XVIII. Донесение тайной полиции о Гае Валерии Катулле

(22 сентября)
 
   (Такие донесения поступали к диктатору ежедневно. В них приводились перехваченные письма, спровоцированные, подслушанные разговоры, сведения о лицах или деятельности лиц, имена коих часто указывал полиции сам диктатор.)
   Объект 642. Гай Валерий Катулл, сын Гая, внук Тита, патриций из области Вероны. Возраст двадцать девять лет. Проживает в Эмилиевом клубе для игры в шашки и плавания. Общается с Фицинием Мелой, братьями Поллионами, Корнелием Непотом, Луцием Кальконом, Мамилем Торкватом, Орбацием Цинной, госпожой Клодией Пульхрой.
   Бумаги в комнате объекта были просмотрены. Среди них семейные и личные письма, а также большое количество стихов.
   Объект не проявляет интереса к политике, и надо полагать, что слежка за ним может быть прекращена.
   (Указания диктатора: «Донесения по объекту 642 должны поступать и впредь. Все документы, обнаруженные на квартире объекта, должны быть переписаны и как можно скорее препровождены».
   Тогда диктатору были предъявлены следующие документы.)

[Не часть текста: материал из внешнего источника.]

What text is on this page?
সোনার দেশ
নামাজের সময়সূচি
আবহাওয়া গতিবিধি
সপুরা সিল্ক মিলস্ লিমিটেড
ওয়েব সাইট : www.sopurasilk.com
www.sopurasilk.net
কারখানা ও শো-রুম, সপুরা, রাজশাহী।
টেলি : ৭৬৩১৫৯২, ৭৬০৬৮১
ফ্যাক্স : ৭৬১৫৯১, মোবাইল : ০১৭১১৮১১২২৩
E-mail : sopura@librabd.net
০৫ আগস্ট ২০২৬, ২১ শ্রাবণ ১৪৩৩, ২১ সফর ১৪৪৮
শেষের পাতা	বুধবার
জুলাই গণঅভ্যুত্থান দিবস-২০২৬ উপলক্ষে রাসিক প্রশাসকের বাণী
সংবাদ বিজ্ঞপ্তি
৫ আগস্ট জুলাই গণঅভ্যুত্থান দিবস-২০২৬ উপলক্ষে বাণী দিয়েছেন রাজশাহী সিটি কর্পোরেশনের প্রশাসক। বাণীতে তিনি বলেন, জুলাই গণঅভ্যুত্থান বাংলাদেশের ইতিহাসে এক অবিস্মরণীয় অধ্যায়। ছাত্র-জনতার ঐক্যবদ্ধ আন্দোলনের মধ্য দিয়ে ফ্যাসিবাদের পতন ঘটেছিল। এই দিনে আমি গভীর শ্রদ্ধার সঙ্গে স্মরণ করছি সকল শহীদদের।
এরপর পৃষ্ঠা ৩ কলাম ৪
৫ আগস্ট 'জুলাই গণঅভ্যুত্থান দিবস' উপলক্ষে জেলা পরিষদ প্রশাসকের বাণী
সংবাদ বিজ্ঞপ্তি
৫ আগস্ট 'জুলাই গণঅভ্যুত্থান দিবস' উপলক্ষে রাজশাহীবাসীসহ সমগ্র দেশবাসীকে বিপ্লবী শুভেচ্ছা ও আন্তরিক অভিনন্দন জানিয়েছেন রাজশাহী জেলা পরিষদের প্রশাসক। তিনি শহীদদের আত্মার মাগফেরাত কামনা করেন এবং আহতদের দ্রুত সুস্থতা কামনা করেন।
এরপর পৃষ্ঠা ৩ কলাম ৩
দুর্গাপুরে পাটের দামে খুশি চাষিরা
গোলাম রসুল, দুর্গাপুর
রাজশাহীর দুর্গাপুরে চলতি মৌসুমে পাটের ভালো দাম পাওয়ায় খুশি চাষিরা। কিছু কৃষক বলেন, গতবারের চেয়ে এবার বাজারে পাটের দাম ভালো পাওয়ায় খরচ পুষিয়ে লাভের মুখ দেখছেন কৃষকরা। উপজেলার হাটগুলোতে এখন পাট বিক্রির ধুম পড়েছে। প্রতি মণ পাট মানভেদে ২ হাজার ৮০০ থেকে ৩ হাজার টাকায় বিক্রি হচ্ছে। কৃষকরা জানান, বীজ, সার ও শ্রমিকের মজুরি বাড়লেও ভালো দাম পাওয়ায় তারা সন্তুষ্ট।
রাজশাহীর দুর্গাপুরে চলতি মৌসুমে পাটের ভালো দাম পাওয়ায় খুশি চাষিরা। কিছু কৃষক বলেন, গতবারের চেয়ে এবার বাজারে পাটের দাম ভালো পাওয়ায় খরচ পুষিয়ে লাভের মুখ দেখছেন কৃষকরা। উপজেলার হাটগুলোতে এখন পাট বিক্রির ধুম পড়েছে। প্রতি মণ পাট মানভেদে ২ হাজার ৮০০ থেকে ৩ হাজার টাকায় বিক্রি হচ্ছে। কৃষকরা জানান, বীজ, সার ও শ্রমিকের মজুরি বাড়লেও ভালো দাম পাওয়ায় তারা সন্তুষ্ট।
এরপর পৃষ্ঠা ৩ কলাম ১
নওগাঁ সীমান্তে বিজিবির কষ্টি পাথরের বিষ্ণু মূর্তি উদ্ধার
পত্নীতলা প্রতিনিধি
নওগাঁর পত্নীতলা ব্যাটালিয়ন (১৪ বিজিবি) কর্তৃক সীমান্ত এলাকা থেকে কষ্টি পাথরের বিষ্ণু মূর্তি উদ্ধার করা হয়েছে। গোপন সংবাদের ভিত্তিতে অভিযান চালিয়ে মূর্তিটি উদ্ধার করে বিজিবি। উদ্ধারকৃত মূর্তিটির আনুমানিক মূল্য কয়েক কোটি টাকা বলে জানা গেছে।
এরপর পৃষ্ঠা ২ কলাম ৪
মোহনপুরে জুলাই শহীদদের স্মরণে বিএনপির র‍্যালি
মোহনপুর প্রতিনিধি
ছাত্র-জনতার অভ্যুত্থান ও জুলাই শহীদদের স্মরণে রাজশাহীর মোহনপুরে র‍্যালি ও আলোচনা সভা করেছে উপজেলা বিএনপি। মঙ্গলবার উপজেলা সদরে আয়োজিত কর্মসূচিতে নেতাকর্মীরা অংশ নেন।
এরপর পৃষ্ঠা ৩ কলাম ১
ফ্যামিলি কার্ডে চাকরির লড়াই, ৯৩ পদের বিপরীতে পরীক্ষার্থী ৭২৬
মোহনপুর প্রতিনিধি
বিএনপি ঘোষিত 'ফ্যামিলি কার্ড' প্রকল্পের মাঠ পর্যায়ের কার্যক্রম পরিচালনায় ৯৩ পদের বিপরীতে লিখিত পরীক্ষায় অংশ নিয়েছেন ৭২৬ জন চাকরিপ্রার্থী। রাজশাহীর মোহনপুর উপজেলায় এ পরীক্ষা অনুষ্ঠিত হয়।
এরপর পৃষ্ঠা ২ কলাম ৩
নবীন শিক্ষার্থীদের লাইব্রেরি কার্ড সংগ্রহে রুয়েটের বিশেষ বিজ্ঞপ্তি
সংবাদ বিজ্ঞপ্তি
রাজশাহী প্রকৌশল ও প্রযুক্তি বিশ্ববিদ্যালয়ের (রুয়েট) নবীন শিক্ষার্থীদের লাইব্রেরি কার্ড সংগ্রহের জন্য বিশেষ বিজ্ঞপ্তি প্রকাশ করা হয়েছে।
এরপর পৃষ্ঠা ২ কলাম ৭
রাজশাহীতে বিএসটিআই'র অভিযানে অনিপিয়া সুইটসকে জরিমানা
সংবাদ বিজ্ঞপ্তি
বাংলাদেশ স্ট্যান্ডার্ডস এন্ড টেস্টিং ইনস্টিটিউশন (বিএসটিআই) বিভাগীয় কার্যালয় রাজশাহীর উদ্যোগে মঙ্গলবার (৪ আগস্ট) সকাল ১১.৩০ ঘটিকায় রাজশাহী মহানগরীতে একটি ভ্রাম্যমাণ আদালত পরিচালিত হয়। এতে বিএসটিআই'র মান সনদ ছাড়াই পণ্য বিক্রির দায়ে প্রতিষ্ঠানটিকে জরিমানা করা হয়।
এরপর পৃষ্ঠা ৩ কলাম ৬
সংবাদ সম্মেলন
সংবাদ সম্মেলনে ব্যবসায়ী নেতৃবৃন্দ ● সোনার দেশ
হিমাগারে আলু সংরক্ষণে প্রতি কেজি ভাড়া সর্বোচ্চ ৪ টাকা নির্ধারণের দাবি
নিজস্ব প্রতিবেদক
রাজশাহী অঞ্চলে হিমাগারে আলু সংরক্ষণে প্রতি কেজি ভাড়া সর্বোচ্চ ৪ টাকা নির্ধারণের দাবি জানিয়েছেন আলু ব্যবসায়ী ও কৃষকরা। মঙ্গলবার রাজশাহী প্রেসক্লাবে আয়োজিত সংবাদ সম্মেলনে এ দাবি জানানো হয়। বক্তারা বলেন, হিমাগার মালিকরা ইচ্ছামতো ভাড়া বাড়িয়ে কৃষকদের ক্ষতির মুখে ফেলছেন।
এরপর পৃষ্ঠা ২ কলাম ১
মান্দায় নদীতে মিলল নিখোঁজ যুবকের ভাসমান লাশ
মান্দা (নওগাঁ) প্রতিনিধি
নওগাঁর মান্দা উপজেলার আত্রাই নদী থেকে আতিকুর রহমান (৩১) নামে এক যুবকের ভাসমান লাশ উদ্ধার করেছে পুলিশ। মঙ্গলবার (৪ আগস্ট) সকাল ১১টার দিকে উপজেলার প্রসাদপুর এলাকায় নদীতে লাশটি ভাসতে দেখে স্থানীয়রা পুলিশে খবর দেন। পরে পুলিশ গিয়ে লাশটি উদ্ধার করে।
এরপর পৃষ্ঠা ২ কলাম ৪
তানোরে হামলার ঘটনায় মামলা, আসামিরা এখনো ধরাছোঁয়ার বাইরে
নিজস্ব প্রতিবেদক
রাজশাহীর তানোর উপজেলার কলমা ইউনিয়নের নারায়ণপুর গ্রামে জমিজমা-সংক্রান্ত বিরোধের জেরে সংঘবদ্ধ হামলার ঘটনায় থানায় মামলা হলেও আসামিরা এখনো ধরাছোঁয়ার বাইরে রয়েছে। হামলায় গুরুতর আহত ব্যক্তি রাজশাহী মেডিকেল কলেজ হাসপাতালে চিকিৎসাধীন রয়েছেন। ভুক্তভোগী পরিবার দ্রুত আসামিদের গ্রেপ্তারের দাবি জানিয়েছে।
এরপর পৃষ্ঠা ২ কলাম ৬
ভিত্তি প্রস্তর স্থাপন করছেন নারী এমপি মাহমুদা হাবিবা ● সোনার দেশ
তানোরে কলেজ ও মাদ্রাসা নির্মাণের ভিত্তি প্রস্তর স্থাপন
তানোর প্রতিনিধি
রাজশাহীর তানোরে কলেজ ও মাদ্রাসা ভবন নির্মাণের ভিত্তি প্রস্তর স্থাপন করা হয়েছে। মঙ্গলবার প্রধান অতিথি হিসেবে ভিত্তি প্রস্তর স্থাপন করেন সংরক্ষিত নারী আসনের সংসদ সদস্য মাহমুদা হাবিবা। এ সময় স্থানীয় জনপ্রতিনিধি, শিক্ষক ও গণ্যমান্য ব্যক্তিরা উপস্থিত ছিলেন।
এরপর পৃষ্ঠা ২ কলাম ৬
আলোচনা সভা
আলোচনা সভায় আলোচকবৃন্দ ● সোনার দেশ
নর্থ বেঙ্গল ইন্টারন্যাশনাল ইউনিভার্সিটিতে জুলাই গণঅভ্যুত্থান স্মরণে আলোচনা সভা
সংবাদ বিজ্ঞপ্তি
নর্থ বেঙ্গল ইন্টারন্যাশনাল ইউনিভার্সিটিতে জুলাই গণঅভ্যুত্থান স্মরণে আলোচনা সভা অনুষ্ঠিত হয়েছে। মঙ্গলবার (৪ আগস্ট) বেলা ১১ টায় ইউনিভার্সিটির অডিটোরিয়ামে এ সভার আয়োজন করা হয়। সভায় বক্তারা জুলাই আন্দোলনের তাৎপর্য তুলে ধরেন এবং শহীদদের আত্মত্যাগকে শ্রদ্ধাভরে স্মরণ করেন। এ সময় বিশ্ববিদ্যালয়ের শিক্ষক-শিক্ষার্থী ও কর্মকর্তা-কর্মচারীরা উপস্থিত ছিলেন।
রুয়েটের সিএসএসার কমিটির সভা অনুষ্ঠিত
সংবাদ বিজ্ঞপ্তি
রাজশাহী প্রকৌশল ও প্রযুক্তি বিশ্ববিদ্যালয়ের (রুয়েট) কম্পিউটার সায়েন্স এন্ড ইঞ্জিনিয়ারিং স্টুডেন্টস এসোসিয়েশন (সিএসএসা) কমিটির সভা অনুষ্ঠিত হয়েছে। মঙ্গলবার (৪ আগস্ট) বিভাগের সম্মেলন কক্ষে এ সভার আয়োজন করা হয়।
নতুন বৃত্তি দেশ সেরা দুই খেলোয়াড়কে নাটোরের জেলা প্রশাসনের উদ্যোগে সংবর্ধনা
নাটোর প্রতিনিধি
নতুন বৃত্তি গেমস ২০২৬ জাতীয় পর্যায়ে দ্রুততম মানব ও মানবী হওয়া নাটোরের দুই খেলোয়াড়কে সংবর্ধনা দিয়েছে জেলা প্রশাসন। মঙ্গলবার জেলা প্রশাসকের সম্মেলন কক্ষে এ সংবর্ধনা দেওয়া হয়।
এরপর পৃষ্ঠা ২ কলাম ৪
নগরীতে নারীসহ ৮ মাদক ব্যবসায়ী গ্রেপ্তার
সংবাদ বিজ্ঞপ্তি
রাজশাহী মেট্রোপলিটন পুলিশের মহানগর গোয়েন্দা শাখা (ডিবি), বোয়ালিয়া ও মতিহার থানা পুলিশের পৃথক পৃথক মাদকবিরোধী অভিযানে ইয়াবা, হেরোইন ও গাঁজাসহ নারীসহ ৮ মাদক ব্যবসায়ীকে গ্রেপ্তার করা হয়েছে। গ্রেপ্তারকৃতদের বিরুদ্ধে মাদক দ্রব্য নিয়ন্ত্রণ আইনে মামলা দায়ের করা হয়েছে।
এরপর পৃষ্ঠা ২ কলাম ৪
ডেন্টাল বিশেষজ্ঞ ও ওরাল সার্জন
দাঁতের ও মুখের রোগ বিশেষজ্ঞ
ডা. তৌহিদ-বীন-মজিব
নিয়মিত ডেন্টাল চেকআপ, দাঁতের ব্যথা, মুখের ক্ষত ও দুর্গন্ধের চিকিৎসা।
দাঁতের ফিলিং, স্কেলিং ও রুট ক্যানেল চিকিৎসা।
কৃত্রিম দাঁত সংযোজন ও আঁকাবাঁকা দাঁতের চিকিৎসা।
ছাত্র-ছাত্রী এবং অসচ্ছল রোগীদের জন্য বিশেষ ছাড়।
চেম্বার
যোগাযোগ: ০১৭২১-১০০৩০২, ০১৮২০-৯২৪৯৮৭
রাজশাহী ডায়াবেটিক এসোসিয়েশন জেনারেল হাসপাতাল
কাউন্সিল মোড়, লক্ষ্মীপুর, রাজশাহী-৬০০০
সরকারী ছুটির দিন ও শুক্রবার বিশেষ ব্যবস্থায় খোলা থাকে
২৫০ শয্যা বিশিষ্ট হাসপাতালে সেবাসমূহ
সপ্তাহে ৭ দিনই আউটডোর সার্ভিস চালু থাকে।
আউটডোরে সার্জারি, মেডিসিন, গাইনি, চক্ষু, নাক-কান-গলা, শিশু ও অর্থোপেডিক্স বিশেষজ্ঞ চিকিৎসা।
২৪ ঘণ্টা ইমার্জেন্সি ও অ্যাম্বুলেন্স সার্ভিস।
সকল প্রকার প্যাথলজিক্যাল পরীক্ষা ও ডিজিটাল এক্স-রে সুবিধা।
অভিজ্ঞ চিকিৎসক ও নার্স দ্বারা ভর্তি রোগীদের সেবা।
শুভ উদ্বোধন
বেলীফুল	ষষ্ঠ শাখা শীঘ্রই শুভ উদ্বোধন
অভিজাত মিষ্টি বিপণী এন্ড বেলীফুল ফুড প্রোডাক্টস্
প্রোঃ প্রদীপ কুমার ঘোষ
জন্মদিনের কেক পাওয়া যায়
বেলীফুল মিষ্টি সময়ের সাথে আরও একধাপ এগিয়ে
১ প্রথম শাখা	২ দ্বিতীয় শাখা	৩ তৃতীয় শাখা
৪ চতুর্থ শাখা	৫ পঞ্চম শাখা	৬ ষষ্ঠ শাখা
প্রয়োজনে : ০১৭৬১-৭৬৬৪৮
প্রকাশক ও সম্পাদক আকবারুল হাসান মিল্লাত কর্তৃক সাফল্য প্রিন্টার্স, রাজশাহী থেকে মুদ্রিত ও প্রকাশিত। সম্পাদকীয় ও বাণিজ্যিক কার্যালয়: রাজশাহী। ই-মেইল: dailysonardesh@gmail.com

XVIII-А. Мать Катулла — Катуллу

   Отец принял на себя в городе много новых обязанностей. Он занят с утра до вечера. Урожай хуже, чем мы ожидали. Виноваты в этом частые бури. Ипсита сильно простудилась, но теперь ей лучше. Собаки твои здоровы. Виктор уже довольно стар. Теперь он почти все время спит подле огня.
   Мы узнали от поверенного Цецинния, что ты был нездоров. Нам ты об этом не пишешь. Отец очень огорчен. Ты знаешь, какой у нас тут хороший врач и как бы о тебе заботились. Мы просим тебя приехать домой.
   Вся Верона знает твои стихи наизусть. Почему ты никогда их нам не посылаешь? Жена Цецинния принесла нам больше двадцати стихотворении. Не странно ли, что стихи, которые ты написал на смерть твоего дорогого брата, мы получили из рук соседки? Отец носит их повсюду с собой. Тяжело об этом говорить. Они прекрасны.
   Я каждый день молюсь, чтобы бессмертные боги тебя оберегали. Я здорова. Напиши нам, когда сможешь.
   12 августа.

XVIII-Б. Клодия — Катуллу

(Предыдущей весной)
 
   Как скучно иметь дело с истеричным ребенком.
   Не старайся больше меня видеть.
   Я не позволю, чтобы со мной говорили в таком тоне. Я не нарушала никаких обещаний, потому что их не давала.
   Я буду жить, как мне нравится.

XVIII-В. Аппий — Катуллу

   Вот тебе ключ. Никто тебе не помешает. Комнатами иногда пользуется дядя, но он уехал в Равенну.
   «О любовь, властительница богов и людей».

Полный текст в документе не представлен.